Mas foi a fase posterior, que parece abrir caminho para uma radical transformação do catolicismo, que os levou para a mesma linha. Essa, pelo menos, é a impressão que Siri teve quando encontrou Paulo VI no dia 21 de abril de 1966. No seu relato da conversa, até agora inédito, o cardeal refere ter deplorado a "notável inconsciência" das editoras católicas, o "relativismo asfixiante" de certos teólogos, a difusão "dos fáceis slogans e das palavras vazias". E nota que o Papa, mesmo que mais mórbido do que ele com relação aos desvios doutrinais, recebeu substancialmente "bem esse grave discurso". Tanto que, escreve Siri, Paulo VI o dispensou dizendo-se "feliz de ter apoio em colaboradores sábios e honestos" como ele.
Isso é suficiente, observa Gheda, para considerar que a experiência à liderança da Igreja "levou Montini a 'reavaliar' a linha de Siri", que durante o Concílio havia assumido posições de marca conservadora.

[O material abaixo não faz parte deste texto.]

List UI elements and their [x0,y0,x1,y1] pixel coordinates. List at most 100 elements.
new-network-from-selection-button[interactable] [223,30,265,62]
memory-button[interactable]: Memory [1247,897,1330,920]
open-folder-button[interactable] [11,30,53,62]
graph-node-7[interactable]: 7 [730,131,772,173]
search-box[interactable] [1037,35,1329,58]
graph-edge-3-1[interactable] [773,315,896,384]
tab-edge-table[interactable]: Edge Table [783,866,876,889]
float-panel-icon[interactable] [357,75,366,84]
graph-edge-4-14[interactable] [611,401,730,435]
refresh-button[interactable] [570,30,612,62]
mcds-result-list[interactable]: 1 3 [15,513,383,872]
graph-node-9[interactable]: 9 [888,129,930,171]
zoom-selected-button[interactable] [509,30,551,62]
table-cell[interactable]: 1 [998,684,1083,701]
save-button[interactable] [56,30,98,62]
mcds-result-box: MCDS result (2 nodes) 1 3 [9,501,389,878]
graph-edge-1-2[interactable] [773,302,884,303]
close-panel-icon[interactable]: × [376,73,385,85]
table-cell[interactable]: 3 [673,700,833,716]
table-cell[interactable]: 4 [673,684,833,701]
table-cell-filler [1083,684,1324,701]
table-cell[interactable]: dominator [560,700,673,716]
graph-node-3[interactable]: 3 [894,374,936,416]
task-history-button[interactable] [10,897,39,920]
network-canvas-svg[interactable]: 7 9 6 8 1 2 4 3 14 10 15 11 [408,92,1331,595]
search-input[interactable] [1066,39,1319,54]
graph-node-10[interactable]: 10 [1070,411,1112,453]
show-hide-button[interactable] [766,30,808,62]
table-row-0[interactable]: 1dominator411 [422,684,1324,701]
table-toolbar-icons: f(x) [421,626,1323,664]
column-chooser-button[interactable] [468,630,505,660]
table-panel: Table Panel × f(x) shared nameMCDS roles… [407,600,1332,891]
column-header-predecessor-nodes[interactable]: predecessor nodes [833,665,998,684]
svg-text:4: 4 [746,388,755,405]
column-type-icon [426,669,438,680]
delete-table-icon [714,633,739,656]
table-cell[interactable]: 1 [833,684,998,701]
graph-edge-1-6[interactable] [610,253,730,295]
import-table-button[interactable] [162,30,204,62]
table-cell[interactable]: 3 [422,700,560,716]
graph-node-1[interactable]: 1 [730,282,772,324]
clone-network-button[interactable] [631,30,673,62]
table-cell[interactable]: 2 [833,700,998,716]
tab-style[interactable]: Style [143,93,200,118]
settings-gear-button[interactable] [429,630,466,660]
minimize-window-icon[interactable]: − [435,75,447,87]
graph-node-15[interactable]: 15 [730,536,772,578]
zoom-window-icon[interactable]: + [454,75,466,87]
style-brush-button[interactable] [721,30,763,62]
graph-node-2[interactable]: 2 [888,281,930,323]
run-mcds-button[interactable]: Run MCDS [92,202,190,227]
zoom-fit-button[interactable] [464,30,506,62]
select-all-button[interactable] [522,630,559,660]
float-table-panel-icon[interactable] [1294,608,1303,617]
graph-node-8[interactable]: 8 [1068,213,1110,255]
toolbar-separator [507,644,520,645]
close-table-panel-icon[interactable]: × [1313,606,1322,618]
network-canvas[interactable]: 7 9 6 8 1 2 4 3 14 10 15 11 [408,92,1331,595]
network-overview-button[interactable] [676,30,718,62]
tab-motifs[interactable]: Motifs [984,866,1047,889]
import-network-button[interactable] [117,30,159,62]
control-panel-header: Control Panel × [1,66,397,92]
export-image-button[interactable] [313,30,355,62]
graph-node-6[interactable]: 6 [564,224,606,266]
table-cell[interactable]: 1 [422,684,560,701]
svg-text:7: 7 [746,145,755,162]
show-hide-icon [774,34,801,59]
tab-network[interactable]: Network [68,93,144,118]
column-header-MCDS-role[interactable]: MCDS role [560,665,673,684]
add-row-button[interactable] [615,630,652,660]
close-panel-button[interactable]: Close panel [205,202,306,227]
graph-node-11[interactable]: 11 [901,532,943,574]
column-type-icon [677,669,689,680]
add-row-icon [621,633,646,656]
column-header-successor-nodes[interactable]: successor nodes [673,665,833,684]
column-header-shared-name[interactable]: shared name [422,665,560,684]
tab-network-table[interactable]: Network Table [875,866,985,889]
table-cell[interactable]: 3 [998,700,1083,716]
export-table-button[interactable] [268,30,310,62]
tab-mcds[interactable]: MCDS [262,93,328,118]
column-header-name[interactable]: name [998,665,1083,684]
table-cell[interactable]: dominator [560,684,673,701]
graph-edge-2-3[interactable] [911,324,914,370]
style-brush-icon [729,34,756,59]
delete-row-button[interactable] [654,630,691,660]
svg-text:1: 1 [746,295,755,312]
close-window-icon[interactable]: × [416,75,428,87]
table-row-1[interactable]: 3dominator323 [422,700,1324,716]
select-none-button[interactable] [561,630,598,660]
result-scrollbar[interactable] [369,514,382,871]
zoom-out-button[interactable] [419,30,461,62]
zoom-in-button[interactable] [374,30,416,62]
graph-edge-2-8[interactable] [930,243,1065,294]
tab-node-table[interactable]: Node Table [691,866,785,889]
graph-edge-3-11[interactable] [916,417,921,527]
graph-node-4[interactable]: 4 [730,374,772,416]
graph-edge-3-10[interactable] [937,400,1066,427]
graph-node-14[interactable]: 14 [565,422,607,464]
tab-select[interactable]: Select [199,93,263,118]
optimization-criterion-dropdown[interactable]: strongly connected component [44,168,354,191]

A confirmação veio de um outro texto inédito: uma carta ao Papa, datada no dia 1º de novembro de 1967, na qual o cardeal genovês invoca uma firme pronúncia papal sobre os contraceptivos. Há confessores, denuncia Siri, "que autorizam os fiéis a usar métodos anticoncepcionais", o que produz um dano "notabilíssimo" para "toda a vida moral". Consequentemente, "os pastores de almas estão em verdadeira e grave angústia", enquanto entre os católicos se difundem "incertezas" que comprometem a confiança nos ensinamentos da autoridade eclesiástica. Urge por parte do Papa, afirma o cardeal, uma forte "declaração de confirmação da regra tradicional", que possa "tranquilizar os fiéis" acerca da "permanência da Lei natural" e do "caráter absoluto da verdade certamente adquirida".
Gheda se questiona se a carta influenciou a preparação da "Humanae Vitae" – que foi publicada cerca de nove meses depois, no dia 25 de julho de 1968 – ou foi talvez "pedida pelo Papa". É difícil, porém, pensar que a intervenção de Siri não tenha tido um peso na decisão de Paulo VI, que, com a encíclica, contradisse o parecer da maioria da Comissão Pontifícia encarregada de estudar o problema do controle de nascimentos e atraiu ásperas críticas também dentro do mundo católico, ainda muito dividido sobre a questão.
Hoje, com a importância crucial que as questões bioéticas assumiram por causa do progresso tecnológico, a "sacralidade da vida" entendida no sentido tradicional torna-se sempre mais central ao se definir o compromisso da Igreja. Mesmo que se possa discordar dessa impostação, é preciso reconhecer que Sini marcou durante muito tempo a trincheira sobre a qual ela podia se manifestar. E que Montini se encontrou de acordo com ele.